Diabetes care among urban women in Soweto, South Africa: a qualitative study


Thirty-eight million people die annually from non-communicable diseases (NCDs), such as type 2 diabetes, heart disease, and hypertension, and three-quarters of these global deaths occur in low- and middle-income countries (LMICs) [1]. Although historically NCDs have afflicted affluent population, low-income populations increasingly present higher incidence, prevalence, and mortality as a result of NCDs [2, 3]. Escalation of NCDs in LMICs, and in particular among the poor in such contexts, pose not only extraordinary economic risk [4] but also unprecedented challenges to health systems already overburdened by infectious diseases, including HIV/AIDS [5].

South Africa is a country undergoing rapid health system transformation [5] that historically presented challenges for NCD care because of its great systemic inequalities [6] as well as its extraordinary burden of HIV/AIDS and tuberculosis [7, 8]. Yet, South Africa holds the second largest number of people living with type 2 diabetes in sub-Saharan Africa [3], with 2.7 million people, or 5 % of the population affected by diabetes [9]. The largest concentration of diabetes cases in South Africa are among low-income groups [10], with recent studies estimating 13.1 % diabetes prevalence among urban Blacks in the Cape [11] and 14.1 % diabetes prevalence among urban Black women in Soweto [12], low-income neighborhoods in Cape Town and Johannesburg, respectively. Increases in diabetes among the poor facilitate increased clustering of diabetes with other conditions [13], including mental illnesses [10], such as depression [14], and infectious diseases [8], such as HIV and tuberculosis [7]. Co-occurring conditions pose challenges for how people experience both diabetes and diabetes care [15, 16].

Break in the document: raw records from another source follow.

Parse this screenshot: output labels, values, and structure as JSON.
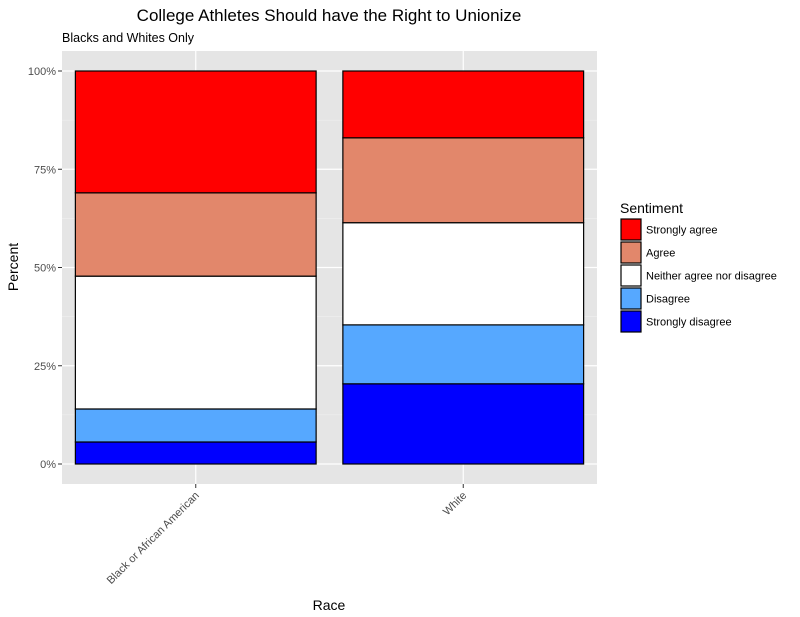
{
  "chart_data": {
    "type": "bar",
    "stacked": true,
    "normalized": true,
    "title": "College Athletes Should have the Right to Unionize",
    "subtitle": "Blacks and Whites Only",
    "xlabel": "Race",
    "ylabel": "Percent",
    "ylim": [
      0,
      1
    ],
    "y_ticks": [
      0,
      0.25,
      0.5,
      0.75,
      1.0
    ],
    "y_tick_labels": [
      "0%",
      "25%",
      "50%",
      "75%",
      "100%"
    ],
    "categories": [
      "Black or African American",
      "White"
    ],
    "series": [
      {
        "name": "Strongly disagree",
        "color": "#0000ff",
        "values": [
          0.056,
          0.204
        ]
      },
      {
        "name": "Disagree",
        "color": "#56a8ff",
        "values": [
          0.084,
          0.15
        ]
      },
      {
        "name": "Neither agree nor disagree",
        "color": "#ffffff",
        "values": [
          0.338,
          0.26
        ]
      },
      {
        "name": "Agree",
        "color": "#e2876b",
        "values": [
          0.212,
          0.216
        ]
      },
      {
        "name": "Strongly agree",
        "color": "#ff0000",
        "values": [
          0.31,
          0.17
        ]
      }
    ],
    "legend": {
      "title": "Sentiment",
      "position": "right",
      "order": [
        "Strongly agree",
        "Agree",
        "Neither agree nor disagree",
        "Disagree",
        "Strongly disagree"
      ]
    },
    "grid": true,
    "panel_color": "#e5e5e5"
  }
}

This article investigates low-income Black women’s experiences with diabetes care in Soweto, South Africa. Elsewhere we have argued that low-income Black women with diabetes hold low levels of knowledge about what is diabetes, its causes, and how one treats the disease [15]. This may be a reflection of their poor access to healthcare [10], mistrust of the healthcare system [17], or impediments to effective diabetes self-care and behavior change, such as poor health literacy, a lack of self-efficacy, and perceived social support [18]. It may also be a reflection of the public healthcare delivery system, whereby 64 % of South Africans depend upon the public sector for all healthcare needs [6]. Escalation of diabetes among low-income populations, therefore, places extraordinary demand for education and diabetes care delivery upon government hospitals and clinics [10]. Effective low-cost solutions for NCD care are sorely needed that move from the clinic to the community [19].

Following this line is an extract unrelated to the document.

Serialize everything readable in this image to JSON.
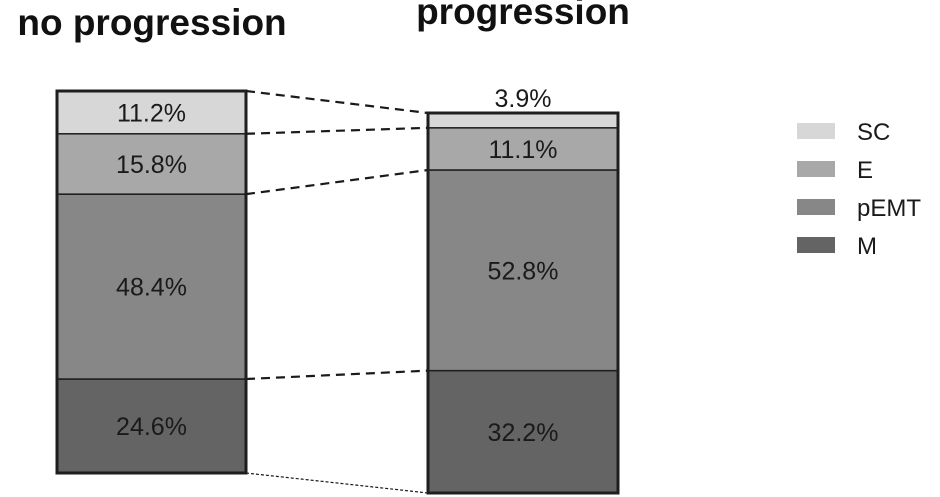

Systematic inequalities in health care delivery have muted South Africa’s response to NCD care nationally [10] and contributed to low-utilization of healthcare for NCDs [17, 20]. There are some exemplar efforts, however, to carry out effective NCD care. For example, community based interventions for diabetes control and management, like the Kgatelopele program in Gauteng Province or the Community Health Intervention Program, deliver medication and routine services to patients’ homes [10]. Others have demonstrated that mobile phone technologies, such as SMS-messaging [21], improve NCD care. Although community health worker programs seem to be effective at improving control of diabetes, systemic factors like too few doctor visits and insufficient patient monitoring by clinic staff hinder programs’ activities [22]. Moreover, doctors express lifestyle changes as the major obstacles to diabetes care [23], placing blame on the patients as opposed to the system. This contrasts to qualitative studies with women living with diabetes who mistrust the healthcare system and find it unreliable [17].

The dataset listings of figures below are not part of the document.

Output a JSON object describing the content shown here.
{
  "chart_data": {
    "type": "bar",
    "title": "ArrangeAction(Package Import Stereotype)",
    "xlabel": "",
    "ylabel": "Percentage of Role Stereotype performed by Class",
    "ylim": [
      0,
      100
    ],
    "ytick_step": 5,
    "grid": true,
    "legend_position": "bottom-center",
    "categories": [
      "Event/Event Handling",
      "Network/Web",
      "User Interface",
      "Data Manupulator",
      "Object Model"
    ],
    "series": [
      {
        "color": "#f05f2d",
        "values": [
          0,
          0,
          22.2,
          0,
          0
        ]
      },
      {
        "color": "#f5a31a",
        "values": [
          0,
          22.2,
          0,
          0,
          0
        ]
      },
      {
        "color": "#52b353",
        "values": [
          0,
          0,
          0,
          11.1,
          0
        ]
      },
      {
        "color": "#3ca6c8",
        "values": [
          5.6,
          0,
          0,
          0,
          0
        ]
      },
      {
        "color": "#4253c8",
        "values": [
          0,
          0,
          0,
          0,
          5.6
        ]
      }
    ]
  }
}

This article qualitatively examines perceptions about diabetes care of women with diabetes enrolled in the Birth to Twenty Plus (Bt20) Cohort in Soweto. Most women sought care at a public hospital or clinic near their home. Some received public care as well as private, and others received only private healthcare (such as through their employer). For this analysis, we examine three major themes related to diabetes care, including counseling, treatment, and social support, in order to understand challenges and opportunities for enhancing diabetes care for low-income women seeking care in South Africa’s public health system. Our qualitative insight provides a window through which South African policy-makers and practitioners working with low-income populations with diabetes can envision improved diabetes care.